CC: Do many of your patients know that you are also a composer?

FA: A few of them do. I would say the vast majority just know that I’m involved with playing the organ and directing choirs for church. They don’t know much about my compositional activities.

CC: Have you personally encountered many other medical professionals who are also practicing composers themselves?

FA: At the American Guild of Organists conventions, I’ve encountered a few of them. I haven’t really met any here in New Mexico. For example, the organist and composer George Baker started out as primarily a musician and earned his doctorate in organ. Then he went to the medical school (the same one I did!) and eventually became a dermatologist. He’s now recently retired from his medical practice and has returned to being a concert organist and full-time musician. I’m also aware of an ophthalmologist in New York City, Hampson Sisler, who composes both for organ and other instrumentations.

CC: What are your current/upcoming projects?

FA: I’m currently writing a lot of choral music. Some use texts from the psalms and others use various old texts that I find very appealing. I’ve also very recently written a free-style organ piece entitled “Fantasia Navidenia Antigua.” It is toccata-like work based upon the idea of an old Spanish Christmas fantasy. It also incorporates some small quotations from “Riu, riu, chiu”—the familiar Spanish folk carol. [This work was published by Augsburg Fortress in the volume “Noel!” in 2008.]

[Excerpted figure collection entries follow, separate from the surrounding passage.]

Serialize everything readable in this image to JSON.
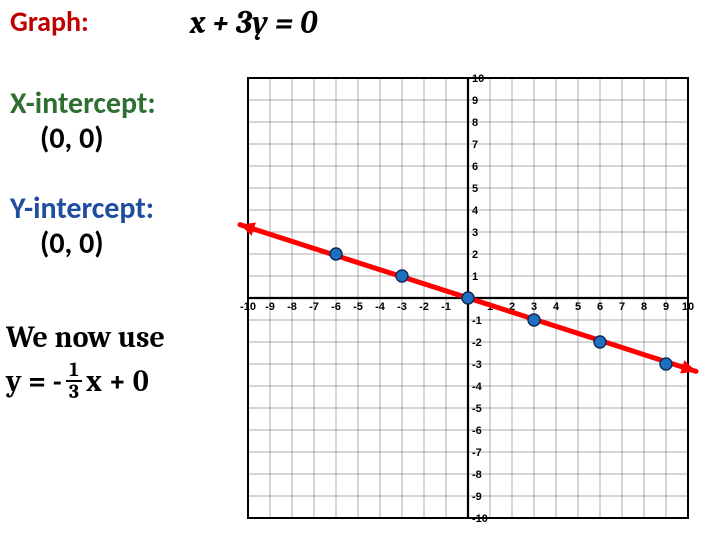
{
  "title": "Graph:",
  "equation": "x + 3y = 0",
  "x_intercept": {
    "label": "X-intercept:",
    "value": "(0, 0)",
    "label_color": "#2f7030"
  },
  "y_intercept": {
    "label": "Y-intercept:",
    "value": "(0, 0)",
    "label_color": "#1f4da0"
  },
  "note": "We now use",
  "slope_eq": {
    "lhs": "y = -",
    "num": "1",
    "den": "3",
    "rhs": "x + 0"
  },
  "chart": {
    "type": "line",
    "xlim": [
      -10,
      10
    ],
    "ylim": [
      -10,
      10
    ],
    "xtick_step": 1,
    "ytick_step": 1,
    "background_color": "#ffffff",
    "grid_color": "#333333",
    "grid_stroke": 0.4,
    "frame_stroke": 2,
    "axis_color": "#000000",
    "axis_stroke": 2.2,
    "tick_label_fontsize": 11,
    "tick_label_weight": "bold",
    "line": {
      "color": "#ff0000",
      "stroke": 5,
      "x1": -10,
      "y1": 3.333,
      "x2": 10,
      "y2": -3.333,
      "arrowheads": true
    },
    "points": {
      "fill": "#1f6fc0",
      "stroke": "#0a2a55",
      "stroke_width": 1.4,
      "radius": 6,
      "data": [
        {
          "x": -6,
          "y": 2
        },
        {
          "x": -3,
          "y": 1
        },
        {
          "x": 0,
          "y": 0
        },
        {
          "x": 3,
          "y": -1
        },
        {
          "x": 6,
          "y": -2
        },
        {
          "x": 9,
          "y": -3
        }
      ]
    }
  }
}
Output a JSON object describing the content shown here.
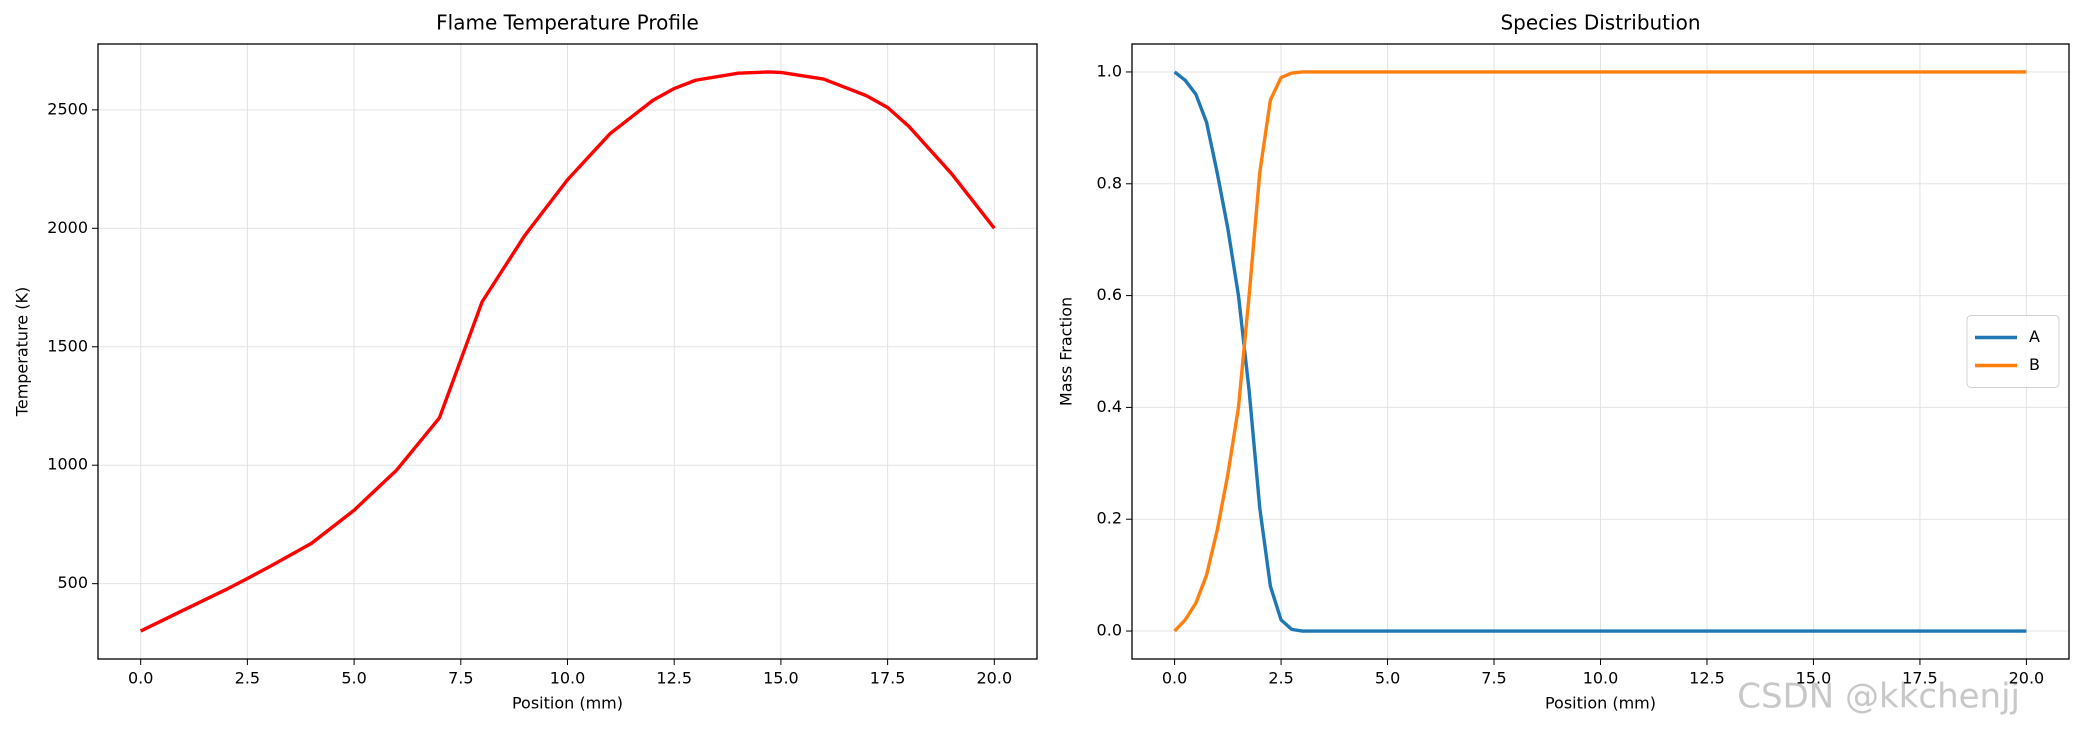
{
  "chart_data": [
    {
      "type": "line",
      "title": "Flame Temperature Profile",
      "x_label": "Position (mm)",
      "y_label": "Temperature (K)",
      "x": [
        0,
        1,
        2,
        2.5,
        3,
        4,
        5,
        6,
        7,
        7.5,
        8,
        9,
        10,
        11,
        12,
        12.5,
        13,
        14,
        14.7,
        15,
        16,
        17,
        17.5,
        18,
        19,
        20
      ],
      "values": [
        300,
        388,
        475,
        522,
        570,
        670,
        810,
        980,
        1200,
        1445,
        1690,
        1970,
        2205,
        2400,
        2540,
        2590,
        2625,
        2655,
        2660,
        2658,
        2630,
        2560,
        2510,
        2430,
        2230,
        2000
      ],
      "color": "#ff0000",
      "xlim": [
        -1,
        21
      ],
      "ylim": [
        182,
        2778
      ],
      "xticks": [
        {
          "value": 0,
          "label": "0.0"
        },
        {
          "value": 2.5,
          "label": "2.5"
        },
        {
          "value": 5,
          "label": "5.0"
        },
        {
          "value": 7.5,
          "label": "7.5"
        },
        {
          "value": 10,
          "label": "10.0"
        },
        {
          "value": 12.5,
          "label": "12.5"
        },
        {
          "value": 15,
          "label": "15.0"
        },
        {
          "value": 17.5,
          "label": "17.5"
        },
        {
          "value": 20,
          "label": "20.0"
        }
      ],
      "yticks": [
        500,
        1000,
        1500,
        2000,
        2500
      ],
      "grid": true
    },
    {
      "type": "line",
      "title": "Species Distribution",
      "x_label": "Position (mm)",
      "y_label": "Mass Fraction",
      "x": [
        0,
        0.25,
        0.5,
        0.75,
        1,
        1.25,
        1.5,
        1.75,
        2,
        2.25,
        2.5,
        2.75,
        3,
        5,
        10,
        15,
        20
      ],
      "series": [
        {
          "name": "A",
          "color": "#1f77b4",
          "values": [
            1,
            0.985,
            0.96,
            0.91,
            0.82,
            0.72,
            0.6,
            0.43,
            0.22,
            0.08,
            0.02,
            0.003,
            0,
            0,
            0,
            0,
            0
          ]
        },
        {
          "name": "B",
          "color": "#ff7f0e",
          "values": [
            0,
            0.02,
            0.05,
            0.1,
            0.18,
            0.28,
            0.4,
            0.6,
            0.82,
            0.95,
            0.99,
            0.998,
            1,
            1,
            1,
            1,
            1
          ]
        }
      ],
      "xlim": [
        -1,
        21
      ],
      "ylim": [
        -0.05,
        1.05
      ],
      "xticks": [
        {
          "value": 0,
          "label": "0.0"
        },
        {
          "value": 2.5,
          "label": "2.5"
        },
        {
          "value": 5,
          "label": "5.0"
        },
        {
          "value": 7.5,
          "label": "7.5"
        },
        {
          "value": 10,
          "label": "10.0"
        },
        {
          "value": 12.5,
          "label": "12.5"
        },
        {
          "value": 15,
          "label": "15.0"
        },
        {
          "value": 17.5,
          "label": "17.5"
        },
        {
          "value": 20,
          "label": "20.0"
        }
      ],
      "yticks": [
        {
          "value": 0,
          "label": "0.0"
        },
        {
          "value": 0.2,
          "label": "0.2"
        },
        {
          "value": 0.4,
          "label": "0.4"
        },
        {
          "value": 0.6,
          "label": "0.6"
        },
        {
          "value": 0.8,
          "label": "0.8"
        },
        {
          "value": 1,
          "label": "1.0"
        }
      ],
      "grid": true,
      "legend": "center right"
    }
  ],
  "watermark": "CSDN @kkchenjj"
}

CC: What was your first publication as a composer?

FA: My first publication was a piece called Funambulistasia, which was published by Seesaw Music in New York City in 1976. A funambulist is a tight-rope walker. The piece was written for the noted organist Leonard Raver, who at one time was planning to do a Broadway production that involved the organ. He even thought the live show might involve an actual tight-rope walker! It never came to pass, but some music by various composers was written for it. My piece is very dramatic—quite atonal, almost aleatoric, and very wild.

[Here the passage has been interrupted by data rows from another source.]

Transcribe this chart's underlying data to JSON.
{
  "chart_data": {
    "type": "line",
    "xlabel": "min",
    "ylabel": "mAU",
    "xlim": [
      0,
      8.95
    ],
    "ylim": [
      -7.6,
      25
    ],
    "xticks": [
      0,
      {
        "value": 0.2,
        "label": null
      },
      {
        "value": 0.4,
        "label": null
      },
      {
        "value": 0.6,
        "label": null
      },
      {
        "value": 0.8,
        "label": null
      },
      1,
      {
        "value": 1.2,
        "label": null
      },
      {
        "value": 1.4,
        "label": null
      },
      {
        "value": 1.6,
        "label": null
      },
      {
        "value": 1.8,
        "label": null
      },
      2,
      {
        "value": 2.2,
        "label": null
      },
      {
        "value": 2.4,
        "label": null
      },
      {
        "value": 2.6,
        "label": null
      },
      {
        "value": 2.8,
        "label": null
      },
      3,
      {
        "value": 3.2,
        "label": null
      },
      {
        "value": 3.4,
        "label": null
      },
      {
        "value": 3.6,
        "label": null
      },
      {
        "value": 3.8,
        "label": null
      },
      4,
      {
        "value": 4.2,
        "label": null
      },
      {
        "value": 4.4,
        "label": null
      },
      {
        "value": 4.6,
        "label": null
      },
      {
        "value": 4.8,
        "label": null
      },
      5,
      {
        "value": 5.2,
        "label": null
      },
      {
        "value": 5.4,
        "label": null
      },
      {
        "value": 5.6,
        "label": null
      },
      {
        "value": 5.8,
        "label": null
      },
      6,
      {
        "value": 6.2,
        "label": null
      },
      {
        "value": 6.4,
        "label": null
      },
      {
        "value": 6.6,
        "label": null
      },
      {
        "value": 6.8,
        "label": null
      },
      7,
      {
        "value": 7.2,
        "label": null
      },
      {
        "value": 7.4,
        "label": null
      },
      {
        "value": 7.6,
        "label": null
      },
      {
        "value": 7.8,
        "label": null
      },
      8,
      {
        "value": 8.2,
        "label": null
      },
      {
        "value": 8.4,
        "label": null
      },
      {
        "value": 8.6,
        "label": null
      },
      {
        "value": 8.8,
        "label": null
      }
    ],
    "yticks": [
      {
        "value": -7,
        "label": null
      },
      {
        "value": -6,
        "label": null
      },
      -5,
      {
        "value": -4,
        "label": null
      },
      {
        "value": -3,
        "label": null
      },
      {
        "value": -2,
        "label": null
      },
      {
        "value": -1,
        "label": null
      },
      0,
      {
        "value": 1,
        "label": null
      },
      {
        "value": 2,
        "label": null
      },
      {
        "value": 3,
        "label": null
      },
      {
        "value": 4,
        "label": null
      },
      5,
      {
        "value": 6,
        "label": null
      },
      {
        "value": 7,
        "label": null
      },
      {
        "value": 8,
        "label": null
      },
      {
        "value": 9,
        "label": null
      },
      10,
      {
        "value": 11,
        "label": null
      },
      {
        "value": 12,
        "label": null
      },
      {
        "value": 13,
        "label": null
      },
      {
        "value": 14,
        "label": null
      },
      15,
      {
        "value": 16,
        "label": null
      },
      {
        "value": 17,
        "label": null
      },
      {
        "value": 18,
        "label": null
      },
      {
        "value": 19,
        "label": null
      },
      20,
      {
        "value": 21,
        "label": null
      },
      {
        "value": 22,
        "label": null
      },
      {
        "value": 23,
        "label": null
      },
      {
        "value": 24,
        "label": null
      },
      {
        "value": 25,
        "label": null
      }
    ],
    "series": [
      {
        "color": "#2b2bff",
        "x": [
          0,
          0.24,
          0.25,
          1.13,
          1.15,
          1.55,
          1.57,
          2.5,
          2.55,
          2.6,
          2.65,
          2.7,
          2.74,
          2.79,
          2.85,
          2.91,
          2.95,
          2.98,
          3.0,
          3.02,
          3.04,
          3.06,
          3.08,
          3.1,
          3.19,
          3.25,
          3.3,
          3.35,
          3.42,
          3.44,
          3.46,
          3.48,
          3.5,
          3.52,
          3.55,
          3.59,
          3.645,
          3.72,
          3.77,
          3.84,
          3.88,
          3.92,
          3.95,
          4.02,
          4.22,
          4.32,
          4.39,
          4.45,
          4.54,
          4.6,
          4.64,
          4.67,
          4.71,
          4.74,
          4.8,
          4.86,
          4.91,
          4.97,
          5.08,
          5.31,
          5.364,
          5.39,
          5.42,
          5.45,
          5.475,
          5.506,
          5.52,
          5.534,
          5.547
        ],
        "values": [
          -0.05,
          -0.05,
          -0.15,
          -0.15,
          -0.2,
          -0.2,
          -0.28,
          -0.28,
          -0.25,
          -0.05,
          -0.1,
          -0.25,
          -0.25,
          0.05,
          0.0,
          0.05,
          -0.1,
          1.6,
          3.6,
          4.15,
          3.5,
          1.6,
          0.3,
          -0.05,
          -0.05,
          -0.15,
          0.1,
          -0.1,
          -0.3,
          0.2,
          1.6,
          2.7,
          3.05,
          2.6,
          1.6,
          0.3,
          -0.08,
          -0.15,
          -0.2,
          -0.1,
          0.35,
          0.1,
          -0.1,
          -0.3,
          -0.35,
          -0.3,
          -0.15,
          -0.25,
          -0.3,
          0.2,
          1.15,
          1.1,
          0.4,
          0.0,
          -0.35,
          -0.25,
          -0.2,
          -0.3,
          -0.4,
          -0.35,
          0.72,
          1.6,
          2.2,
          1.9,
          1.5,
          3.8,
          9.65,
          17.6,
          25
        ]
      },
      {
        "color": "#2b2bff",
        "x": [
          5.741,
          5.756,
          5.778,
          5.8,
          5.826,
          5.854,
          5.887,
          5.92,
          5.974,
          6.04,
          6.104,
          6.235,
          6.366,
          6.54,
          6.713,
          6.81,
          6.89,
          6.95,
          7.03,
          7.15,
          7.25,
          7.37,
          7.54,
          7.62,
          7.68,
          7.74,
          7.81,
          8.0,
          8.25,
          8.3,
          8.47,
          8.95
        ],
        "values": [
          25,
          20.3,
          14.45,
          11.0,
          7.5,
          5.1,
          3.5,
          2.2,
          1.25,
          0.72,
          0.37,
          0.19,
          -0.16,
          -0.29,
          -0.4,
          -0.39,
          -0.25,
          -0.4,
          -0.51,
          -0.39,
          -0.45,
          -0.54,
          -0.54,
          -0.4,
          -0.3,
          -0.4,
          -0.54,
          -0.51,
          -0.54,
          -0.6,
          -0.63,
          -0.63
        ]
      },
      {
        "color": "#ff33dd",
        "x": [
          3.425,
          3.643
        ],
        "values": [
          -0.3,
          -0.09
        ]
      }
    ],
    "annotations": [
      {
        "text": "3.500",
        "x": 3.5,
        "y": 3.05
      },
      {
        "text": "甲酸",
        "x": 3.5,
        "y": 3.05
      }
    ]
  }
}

CC: It’s interesting that your first publication was for such an avant-garde style organ work, since you are best known for your many compositions in a more “neo-romantic” contemporary musical idiom.

FA: The reason why I wrote the piece that way is because I had just been to the Hartt School of Music Organ Festival in 1974, a summer festival of new organ music during the 1970s. I had thus been saturated with that sort of avant-garde organ music and wanted to compose that kind of piece. In the years that followed, I decided that I prefer to write more traditionally.

CC: You’ve mentioned to me that you plan to retire from medicine in a few years. What are your plans at that point?

FA: I plan to retire from my medical practice in 2007. I will then devote my time entirely to composition. I’d especially like to write more works outside the choral and organ world. I’ve written a few pieces of that sort in the past (an orchestral triptych and an organ concerto), but I want to explore many of the other musical forms.